An ideologically dead elite, an overwhelmed state and a state of anomie naturally leads to the seventh fault line which is a tight imperialist control. Nigeria is the most controlled nation-state in the Southern hemisphere, from the minutest to the most substantial item on the agenda of power. Nowadays, no nation may escape globalisation in one form or another, including the industrialised nations whose own worry about globalisation is influx of aliens, legal and illegal. But in the case of Nigeria, the most decisive actors in leadership selection are external interests. So, in all cases, the Minister of Finance is almost always somebody approved by Washington. So also the heads of the Budget or the Debt Management Office. It was only during Yar’Adua’s regime that the CBN governorship was not a Washington nominee, one way or the other.

Dependency on outside templates as well as remote controlled key personnel implementing these templates are aggravating even the implementation of reform in Nigeria because these are closed circuit technocrats with no political capacity to even get the people to buy into the logic of reform. Nigeria also never gets a leader who will say, please, Washington, give us a breathing space. We will do all you want but at our own pace. Again, I have heard Obasanjo say this at the most important places where it should be said but, somehow, it is either too little or too late.

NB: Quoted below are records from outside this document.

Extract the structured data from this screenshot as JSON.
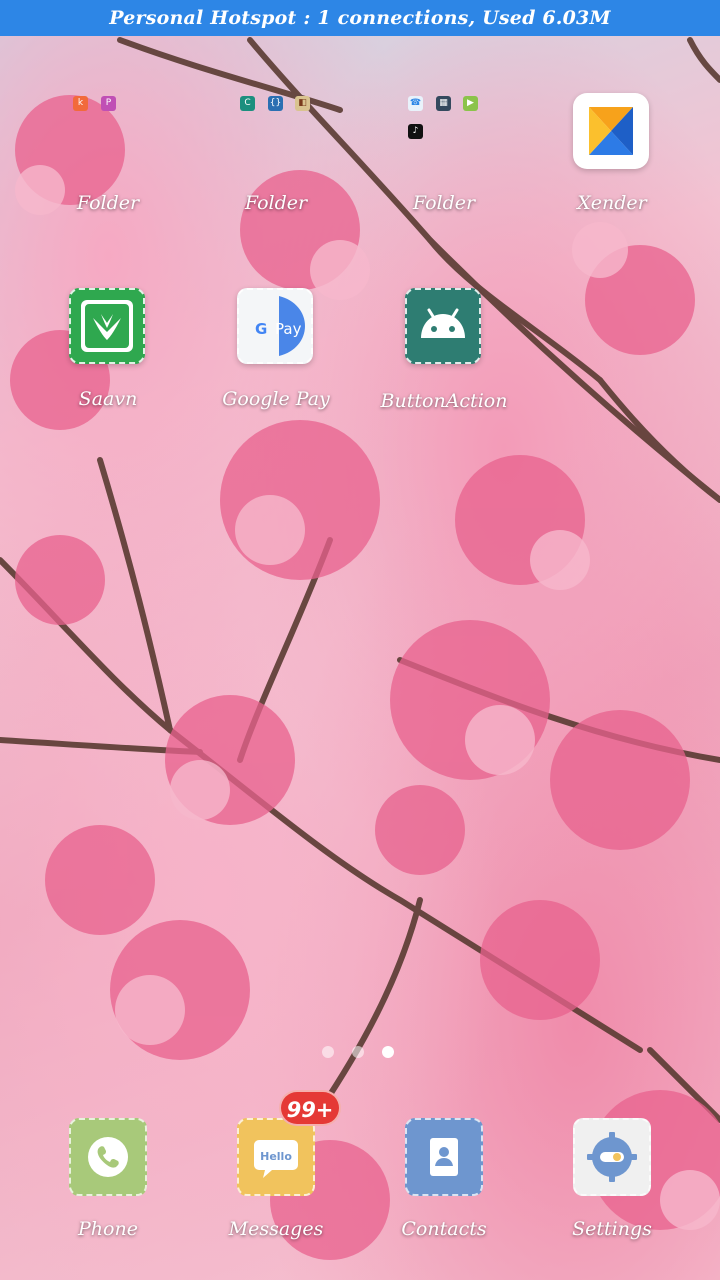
{
  "status_bar": {
    "text": "Personal Hotspot : 1 connections, Used 6.03M"
  },
  "home": {
    "row1": [
      {
        "label": "Folder",
        "mini_icons": [
          "k",
          "P"
        ]
      },
      {
        "label": "Folder",
        "mini_icons": [
          "C",
          "{}",
          "◧"
        ]
      },
      {
        "label": "Folder",
        "mini_icons": [
          "☎",
          "▦",
          "▶",
          "♪"
        ]
      },
      {
        "label": "Xender"
      }
    ],
    "row2": [
      {
        "label": "Saavn"
      },
      {
        "label": "Google Pay",
        "icon_text": "G Pay"
      },
      {
        "label": "ButtonAction"
      }
    ]
  },
  "page_indicator": {
    "count": 3,
    "active": 3
  },
  "dock": [
    {
      "label": "Phone"
    },
    {
      "label": "Messages",
      "icon_text": "Hello",
      "badge": "99+"
    },
    {
      "label": "Contacts"
    },
    {
      "label": "Settings"
    }
  ],
  "colors": {
    "status_bar": "#2d86e6",
    "badge": "#e53935",
    "saavn": "#2fa84f",
    "android_tile": "#2e7d72",
    "phone_tile": "#a8c97a",
    "messages_tile": "#f1c35d",
    "contacts_tile": "#6e96cf",
    "settings_tile": "#f0f0f0"
  }
}
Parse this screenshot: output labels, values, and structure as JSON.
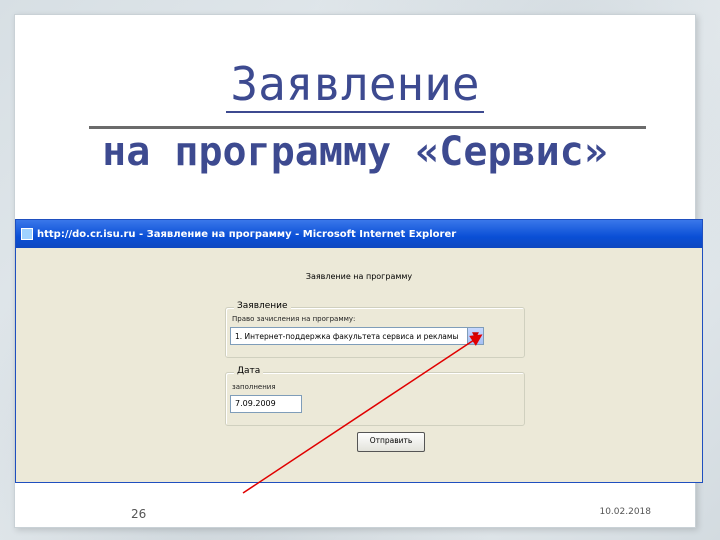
{
  "slide": {
    "title_line1": "Заявление",
    "title_line2": "на программу «Сервис»",
    "page_number": "26",
    "date": "10.02.2018"
  },
  "browser": {
    "window_title": "http://do.cr.isu.ru - Заявление на программу - Microsoft Internet Explorer"
  },
  "form": {
    "heading": "Заявление на программу",
    "group1_legend": "Заявление",
    "program_label": "Право зачисления на программу:",
    "program_selected": "1. Интернет-поддержка факультета сервиса и рекламы",
    "group2_legend": "Дата",
    "date_label": "заполнения",
    "date_value": "7.09.2009",
    "submit_label": "Отправить"
  },
  "colors": {
    "title": "#3d4a90",
    "ie_titlebar": "#0a4fd6",
    "arrow": "#e00000"
  }
}
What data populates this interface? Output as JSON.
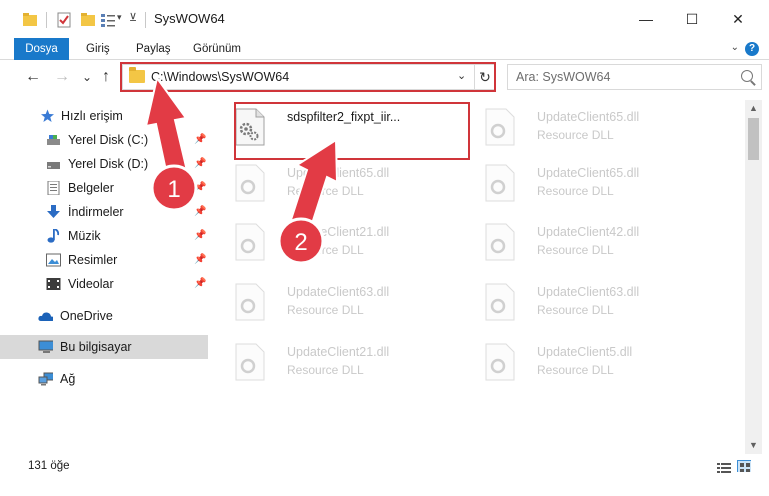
{
  "window": {
    "title": "SysWOW64",
    "controls": {
      "minimize": "—",
      "maximize": "☐",
      "close": "✕"
    }
  },
  "ribbon": {
    "tabs": [
      "Dosya",
      "Giriş",
      "Paylaş",
      "Görünüm"
    ],
    "help": "?"
  },
  "navigation": {
    "back": "←",
    "forward": "→",
    "recent": "⌄",
    "up": "↑",
    "address": "C:\\Windows\\SysWOW64",
    "search_placeholder": "Ara: SysWOW64"
  },
  "sidebar": {
    "items": [
      {
        "label": "Hızlı erişim",
        "icon": "star-icon",
        "pinned": false
      },
      {
        "label": "Yerel Disk (C:)",
        "icon": "drive-icon",
        "pinned": true
      },
      {
        "label": "Yerel Disk (D:)",
        "icon": "drive-icon",
        "pinned": true
      },
      {
        "label": "Belgeler",
        "icon": "documents-icon",
        "pinned": true
      },
      {
        "label": "İndirmeler",
        "icon": "download-icon",
        "pinned": true
      },
      {
        "label": "Müzik",
        "icon": "music-icon",
        "pinned": true
      },
      {
        "label": "Resimler",
        "icon": "pictures-icon",
        "pinned": true
      },
      {
        "label": "Videolar",
        "icon": "videos-icon",
        "pinned": true
      },
      {
        "label": "OneDrive",
        "icon": "cloud-icon",
        "pinned": false
      },
      {
        "label": "Bu bilgisayar",
        "icon": "computer-icon",
        "pinned": false,
        "selected": true
      },
      {
        "label": "Ağ",
        "icon": "network-icon",
        "pinned": false
      }
    ]
  },
  "files": [
    {
      "name": "sdspfilter2_fixpt_iir...",
      "type": "",
      "highlighted": true
    },
    {
      "name": "UpdateClient65.dll",
      "type": "Resource DLL"
    },
    {
      "name": "UpdateClient65.dll",
      "type": "Resource DLL"
    },
    {
      "name": "UpdateClient65.dll",
      "type": "Resource DLL"
    },
    {
      "name": "UpdateClient21.dll",
      "type": "Resource DLL"
    },
    {
      "name": "UpdateClient42.dll",
      "type": "Resource DLL"
    },
    {
      "name": "UpdateClient63.dll",
      "type": "Resource DLL"
    },
    {
      "name": "UpdateClient63.dll",
      "type": "Resource DLL"
    },
    {
      "name": "UpdateClient21.dll",
      "type": "Resource DLL"
    },
    {
      "name": "UpdateClient5.dll",
      "type": "Resource DLL"
    }
  ],
  "status": {
    "item_count": "131 öğe"
  },
  "annotations": {
    "step1": "1",
    "step2": "2",
    "highlight_color": "#d0353a"
  },
  "colors": {
    "accent": "#1979ca",
    "selection": "#d9d9d9"
  }
}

There is no reason why Washington, our most senior patron today, prefers that Nigeria remains unindustrialized. As it is, Nigeria is not useful to any industrial economy beyond crude oil. Only speculators and international cuwa-cuwa (predators and ‘mercenaries’) businessmen and women will find anything worth it in Nigeria. A massive population, yes but a massively impoverished one that cannot patronize any goods and services, including its middle class. Why wouldn’t the West empower Nigeria to industrialise and triple its business interests in the same Nigeria? It has done that else where before or is this because Nigeria is in Africa?

The eighth dimension is the abject technological backwardness arising from elite leadership with no developmental strategy. Total lack of technological capacity has led to the ninth criss point– state collapse or the dysfunctional state, characterised by dysfunctional state institutions, social and infrastructure collapse due to maintenance failure, among others. Here, the most miserable are education, health and transport.

With state collapse comes corruption in the magnitude we know it today because there is a psychology that anyone who could should loot enough quickly before the party is over. That leads to failure number ten while number eleven is the unspeakable mass poverty and the existence of a large percentage of the population under conditions unworthy of human beings. The dialectics of mass poverty is that it is both an effect and a cause.

Reflecting on all these, no one can escape the conclusion that the very nature of the elite/their lack of coherence is at the heart of the Nigerian crisis. Irrespective of whom among them you bring, they manifest a basic strain of leadership, a certain notion of what the state exists to do. The variations between them are not fundamental and that is why none of them ever put his foot down on industrialization as the way to go. I stand to be corrected on this but as far as I can remember, only two Nigerian public office seekers or holders are the exceptions to this terrible reality. One is Professor Jerry Gana (in his 2006 Blueprint for National Transformation) and the second is Aminu Tambuwal (who boldly advocated for a manufacturing strategy in his acceptance speech as Speaker of the House of Representatives in 2011). They might attract Bishop Kukah’s dragnet in their direction in the search for a presidential mechanic as opposed to a Mandela to repair broken Nigeria.